La catena logica è semplice: troppe regole, minori opportunità di profitto, ed ecco che ci si rifugia nella finanza. Ma chi glielo fa fare ad un imprenditore di sputare sangue lottando ogni giorno con burocrazia, tasse e sindacati? Meglio speculare al trading on line con i fondi che ha accumulato.
Ma in questo caso c’è di più. La finanza è un settore particolare. Praticamente tutti i paesi hanno deciso di assicurare i depositi delle banche a causa dell’ asimmetria informativa che rende difficile al risparmiatore valutare gli esatti rischi del sistema.
Il fatto di garantire i depositi è probabilmente un bene ma ha una conseguenza negativa, ovvero che il fallimento di una banca comporta l’intervento a sostegno dei contribuenti.
La conseguenza ulteriore è che l’imprenditore finanziario non risponde completamente dei rischi e quindi è incentivato a prenderne in eccesso.
La contromossa per riequilibrare questa situazione di solito consiste nel chiedere requisiti di “capitale minimo”. Alle banche è fatto obbligo di detenere una riserva minima di legge.
Per eludere il vincolo nasce il cosiddetto “sistema bancario ombra“.
Questo di per sé non sarebbe un grave problema, semplicemente finirebbero per convivere un sistema bancario regolamentato in cui i depositi sono garantiti dallo stato e uno non regolamentato e senza protezioni di sorta.
Il problema vero si configura quando la protezione dei depositi nel sistema bancario ombra, pur non esistendo ex-ante, sia credibilmente presente ex-post.
In altri termini, la lobby delle banche ottiene implicitamente ciò che si chiama “privatizzazione dei profitti e socializzazione delle perdite” potendo così agire fuori dalle regole di mercato.
E’ un perverso incentivo all’assunzione inefficiente di rischi enormi da parte delle stesse, nasce un chiaro interesse ad esporsi oltre il giusto: questo meccanismo è noto come too big to fail.

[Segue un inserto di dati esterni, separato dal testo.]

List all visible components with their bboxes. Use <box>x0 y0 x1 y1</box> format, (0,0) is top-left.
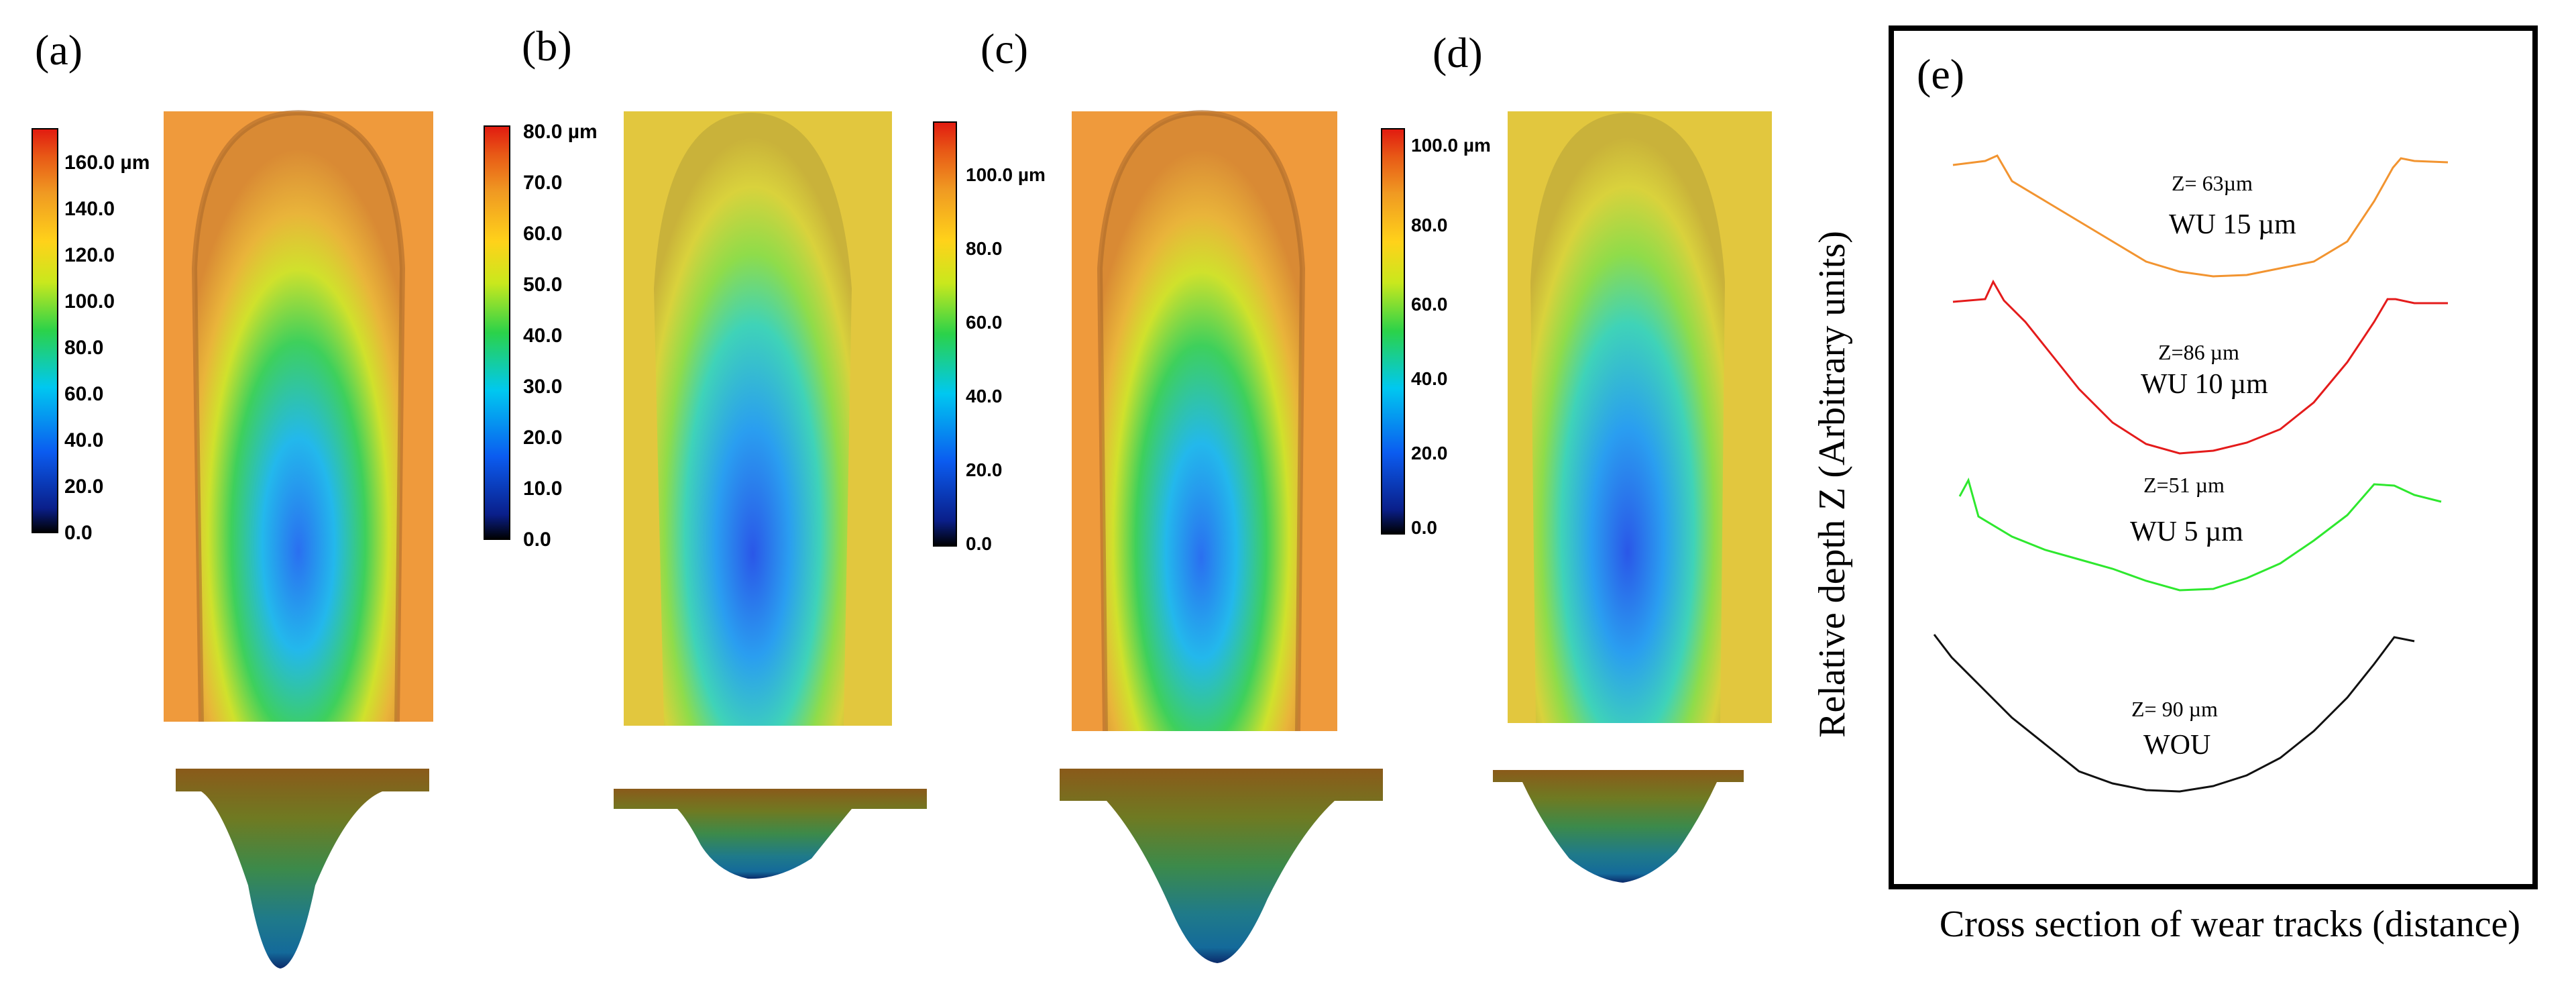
colorbar-b-tick: 20.0 <box>523 427 562 449</box>
height-map-d-wear-track <box>1530 113 1725 723</box>
panel-b: (b) 80.0 µm 70.0 60.0 50.0 40.0 30.0 20.… <box>484 22 927 879</box>
profile-line-wu10 <box>1952 279 2448 455</box>
colorbar-c-bar <box>933 121 957 547</box>
panel-b-colorbar: 80.0 µm 70.0 60.0 50.0 40.0 30.0 20.0 10… <box>484 121 598 551</box>
profile-depth-label-wu5: Z=51 µm <box>2143 473 2225 497</box>
colorbar-a-tick: 160.0 µm <box>64 152 150 174</box>
colorbar-c-tick: 0.0 <box>966 533 992 554</box>
colorbar-b-tick: 80.0 µm <box>523 121 598 143</box>
colorbar-b-tick: 70.0 <box>523 172 562 194</box>
colorbar-b-tick: 10.0 <box>523 478 562 500</box>
panel-a-cross-section <box>176 769 429 969</box>
profile-depth-label-wou: Z= 90 µm <box>2131 697 2218 721</box>
colorbar-c-tick: 40.0 <box>966 386 1003 406</box>
colorbar-c-tick: 100.0 µm <box>966 164 1046 185</box>
profile-name-label-wu10: WU 10 µm <box>2141 369 2268 400</box>
panel-c-height-map <box>1072 109 1337 732</box>
panel-d-cross-section <box>1493 770 1744 883</box>
profile-name-label-wu15: WU 15 µm <box>2169 209 2296 240</box>
colorbar-a-ticks: 160.0 µm 140.0 120.0 100.0 80.0 60.0 40.… <box>64 152 150 544</box>
profile-depth-label-wu15: Z= 63µm <box>2172 171 2253 195</box>
height-map-a-track-edge <box>191 109 406 722</box>
colorbar-d-tick: 40.0 <box>1411 368 1448 389</box>
panel-b-label: (b) <box>522 22 572 70</box>
colorbar-c-tick: 20.0 <box>966 459 1003 480</box>
panel-a: (a) 160.0 µm 140.0 120.0 100.0 80.0 60.0… <box>32 26 433 969</box>
colorbar-b-tick: 30.0 <box>523 376 562 398</box>
colorbar-b-tick: 50.0 <box>523 274 562 296</box>
colorbar-c-ticks: 100.0 µm 80.0 60.0 40.0 20.0 0.0 <box>966 164 1046 554</box>
cross-section-c <box>1060 769 1383 963</box>
cross-section-b <box>614 789 927 879</box>
panel-e-x-axis-label: Cross section of wear tracks (distance) <box>1940 903 2520 945</box>
profile-depth-label-wu10: Z=86 µm <box>2158 340 2239 364</box>
panel-a-colorbar: 160.0 µm 140.0 120.0 100.0 80.0 60.0 40.… <box>32 128 150 544</box>
colorbar-b-tick: 0.0 <box>523 529 551 551</box>
profile-name-label-wu5: WU 5 µm <box>2130 516 2243 547</box>
colorbar-a-bar <box>32 128 58 533</box>
panel-c: (c) 100.0 µm 80.0 60.0 40.0 20.0 0.0 <box>933 25 1383 963</box>
colorbar-a-tick: 120.0 <box>64 244 115 266</box>
cross-section-a <box>176 769 429 969</box>
colorbar-b-tick: 60.0 <box>523 223 562 245</box>
panel-e-y-axis-label: Relative depth Z (Arbitrary units) <box>1811 231 1853 738</box>
colorbar-a-tick: 20.0 <box>64 476 103 498</box>
colorbar-c-tick: 80.0 <box>966 238 1003 259</box>
colorbar-c-tick: 60.0 <box>966 312 1003 333</box>
colorbar-d-tick: 100.0 µm <box>1411 135 1491 156</box>
panel-d-label: (d) <box>1433 29 1483 76</box>
height-map-a-wear-track <box>194 113 402 722</box>
colorbar-b-ticks: 80.0 µm 70.0 60.0 50.0 40.0 30.0 20.0 10… <box>523 121 598 551</box>
colorbar-d-bar <box>1381 128 1405 535</box>
colorbar-b-bar <box>484 125 510 540</box>
panel-d-height-map <box>1508 111 1772 723</box>
colorbar-d-tick: 20.0 <box>1411 443 1448 463</box>
panel-e-label: (e) <box>1917 50 1964 98</box>
panel-d-colorbar: 100.0 µm 80.0 60.0 40.0 20.0 0.0 <box>1381 128 1491 538</box>
profile-name-label-wou: WOU <box>2143 730 2210 761</box>
height-map-c-track-edge <box>1097 109 1306 732</box>
colorbar-a-tick: 140.0 <box>64 198 115 220</box>
profile-line-wu15 <box>1952 154 2449 278</box>
colorbar-d-tick: 80.0 <box>1411 215 1448 235</box>
profile-line-wou <box>1933 634 2415 793</box>
panel-c-label: (c) <box>981 25 1028 72</box>
panel-c-cross-section <box>1060 769 1383 963</box>
panel-e-frame <box>1889 25 2538 889</box>
panel-e: (e) Relative depth Z (Arbitrary units) C… <box>1811 25 2538 945</box>
colorbar-a-tick: 40.0 <box>64 429 103 451</box>
colorbar-a-tick: 0.0 <box>64 522 93 544</box>
profile-line-wu5 <box>1958 478 2442 592</box>
height-map-c-wear-track <box>1100 113 1302 731</box>
panel-b-height-map <box>624 111 892 726</box>
colorbar-d-ticks: 100.0 µm 80.0 60.0 40.0 20.0 0.0 <box>1411 135 1491 538</box>
panel-d: (d) 100.0 µm 80.0 60.0 40.0 20.0 0.0 <box>1381 29 1772 883</box>
height-map-b-wear-track <box>654 113 852 726</box>
colorbar-a-tick: 100.0 <box>64 290 115 313</box>
colorbar-b-tick: 40.0 <box>523 325 562 347</box>
colorbar-a-tick: 60.0 <box>64 383 103 405</box>
cross-section-d <box>1493 770 1744 883</box>
colorbar-d-tick: 60.0 <box>1411 294 1448 315</box>
panel-a-label: (a) <box>35 26 82 74</box>
panel-c-colorbar: 100.0 µm 80.0 60.0 40.0 20.0 0.0 <box>933 121 1046 554</box>
colorbar-d-tick: 0.0 <box>1411 517 1437 538</box>
panel-b-cross-section <box>614 789 927 879</box>
colorbar-a-tick: 80.0 <box>64 337 103 359</box>
panel-a-height-map <box>164 109 433 722</box>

Il settore tende a svilupparsi eccessivamente, si crea “troppa finanza” poiché esiste un’assicurazione implicita gratuitache tutti intendono sfruttare.
Le grandi banche sanno bene che il sistema politico non potrá lasciarle fallire e non si pongono più freni. Sanno in anticipo che la politica interverrà per acquistare le attività tossiche nei loro bilanci, salvando così, oltre che i depositi, anche azionisti e obbligazionisti.

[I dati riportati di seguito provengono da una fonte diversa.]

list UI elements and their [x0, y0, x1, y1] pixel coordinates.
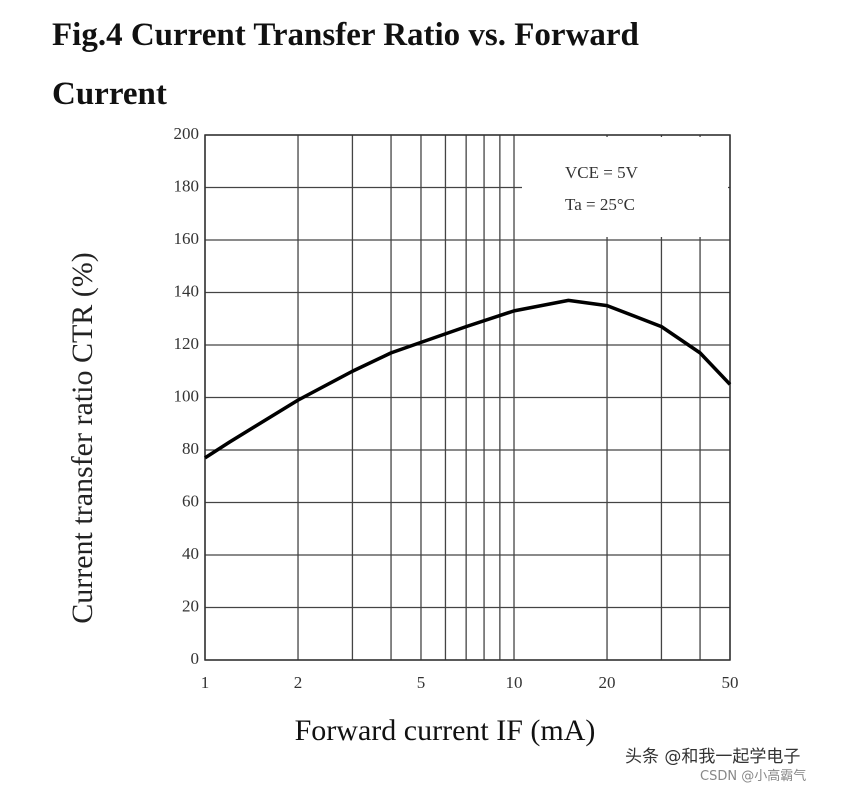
annotation: Ta = 25°C	[565, 195, 635, 214]
x-axis-label: Forward current IF (mA)	[295, 714, 596, 747]
watermark: 头条 @和我一起学电子	[625, 747, 800, 767]
annotation-box	[522, 137, 728, 237]
y-tick-label: 140	[174, 281, 200, 300]
line	[204, 298, 732, 460]
y-tick-label: 100	[174, 386, 200, 405]
y-tick-label: 160	[174, 229, 200, 248]
y-axis-label: Current transfer ratio CTR (%)	[66, 252, 99, 624]
chart-title: Fig.4 Current Transfer Ratio vs. Forward	[52, 17, 639, 53]
x-tick-label: 5	[417, 673, 426, 692]
annotation: VCE = 5V	[565, 163, 639, 182]
y-tick-label: 180	[174, 176, 200, 195]
x-tick-label: 10	[506, 673, 523, 692]
chart-title: Current	[52, 76, 167, 112]
plot-frame	[204, 134, 731, 661]
x-tick-label: 20	[599, 673, 616, 692]
y-tick-label: 60	[182, 491, 199, 510]
x-tick-label: 50	[722, 673, 739, 692]
y-tick-label: 20	[182, 596, 199, 615]
y-tick-label: 80	[182, 439, 199, 458]
x-tick-label: 2	[294, 673, 303, 692]
y-tick-label: 200	[174, 124, 200, 143]
x-tick-label: 1	[201, 673, 210, 692]
y-tick-label: 120	[174, 334, 200, 353]
watermark: CSDN @小高霸气	[700, 768, 806, 784]
y-tick-label: 40	[182, 544, 199, 563]
y-tick-label: 0	[191, 649, 200, 668]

La collusione tra banche e tesoro – e le regole implicite ed esplicite che da essa promanano – è all’origine della finanziarizzazione dell’economia.
Non è un caso che molti ministri del tesoro arrivino direttamente da Goldman Sachs.

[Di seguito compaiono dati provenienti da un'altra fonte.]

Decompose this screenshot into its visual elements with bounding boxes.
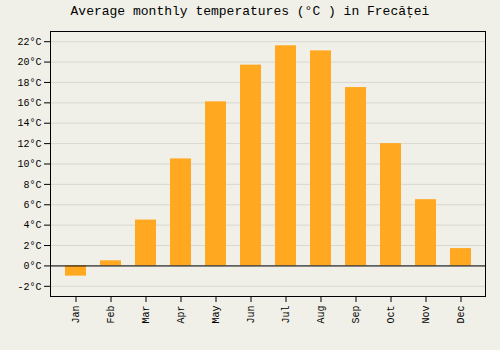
svg-text:May: May [211,306,222,324]
svg-text:16°C: 16°C [17,98,41,109]
svg-text:10°C: 10°C [17,159,41,170]
svg-text:Nov: Nov [421,306,432,324]
svg-text:14°C: 14°C [17,118,41,129]
svg-text:2°C: 2°C [23,241,41,252]
svg-text:Jul: Jul [281,306,292,324]
svg-text:18°C: 18°C [17,78,41,89]
svg-text:Feb: Feb [106,306,117,324]
html-text:Average monthly temperatures (: Average monthly temperatures (°C ) in Fr… [70,4,430,19]
svg-text:Dec: Dec [456,306,467,324]
svg-text:20°C: 20°C [17,57,41,68]
svg-text:-2°C: -2°C [17,282,41,293]
svg-text:Mar: Mar [141,306,152,324]
svg-text:Aug: Aug [316,306,327,324]
svg-text:Sep: Sep [351,306,362,324]
svg-text:Apr: Apr [176,306,187,324]
svg-text:22°C: 22°C [17,37,41,48]
svg-text:4°C: 4°C [23,220,41,231]
svg-text:12°C: 12°C [17,139,41,150]
svg-text:Jun: Jun [246,306,257,324]
svg-text:6°C: 6°C [23,200,41,211]
svg-text:Jan: Jan [71,306,82,324]
svg-text:8°C: 8°C [23,180,41,191]
svg-text:0°C: 0°C [23,261,41,272]
svg-text:Oct: Oct [386,306,397,324]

Guardiamo per contrasto al mondo non regolamentato degli hedge funds, ovvero a quei fondi speculativi dove di solito investono i ricchissimi. Si tratta di un mercato caratterizzato da una competizione brutale, tutti sanno di non poter contare su nessun aiuto del governo né sulla simpatia dell’opinione pubblica. Ebbene, durante la crisi le prestazioni fornite sono state rassicuranti, negli USA solo 500 fondi su un totale di 7000 sono scomparsi, lo hanno fatto in silenzio e senza gravi effetti sistemici, e molti di loro hanno continuato nel corso della crisi a fare profitti.
Un effetto collaterale della dinamica descritta sono i compensi dei manager, altra grande fonte di indignazione nel mondo cattolico.
Guadagnano troppo questi soggetti?
Il problema in un certo senso è secondario, l’importante è che i manager guadagnino quando la loro società acquista valore e perdano quando ne perde.
Molti sostengono che gli incentivi ai manager fossero troppo a breve termine per realizzare incentivi corretti, ma anche questo è un problema secondario, le soluzioni tecniche ci sarebbero.
L’interrogativo più inquietante è un altro: perché mai gli azionisti delle banche avrebbero deciso di compensare i propri manager in questo modo all’apparenza assurdo? Non erano i contribuenti a pagare, in questo caso.
Che senso ha riservare a manager che hanno fallitoliquidazioni miliardarie?
E qui si torna al too big to fail: i manager di cui parliamo hanno fallito perché hanno preso rischi eccessivi, ma abbiamo appena visto come fosse razionale farlo. Quindi, in un certo senso, il loro comportamento non è censurabile, nemmeno dall’azionista. E’ solo andata male quando rischiare era doveroso.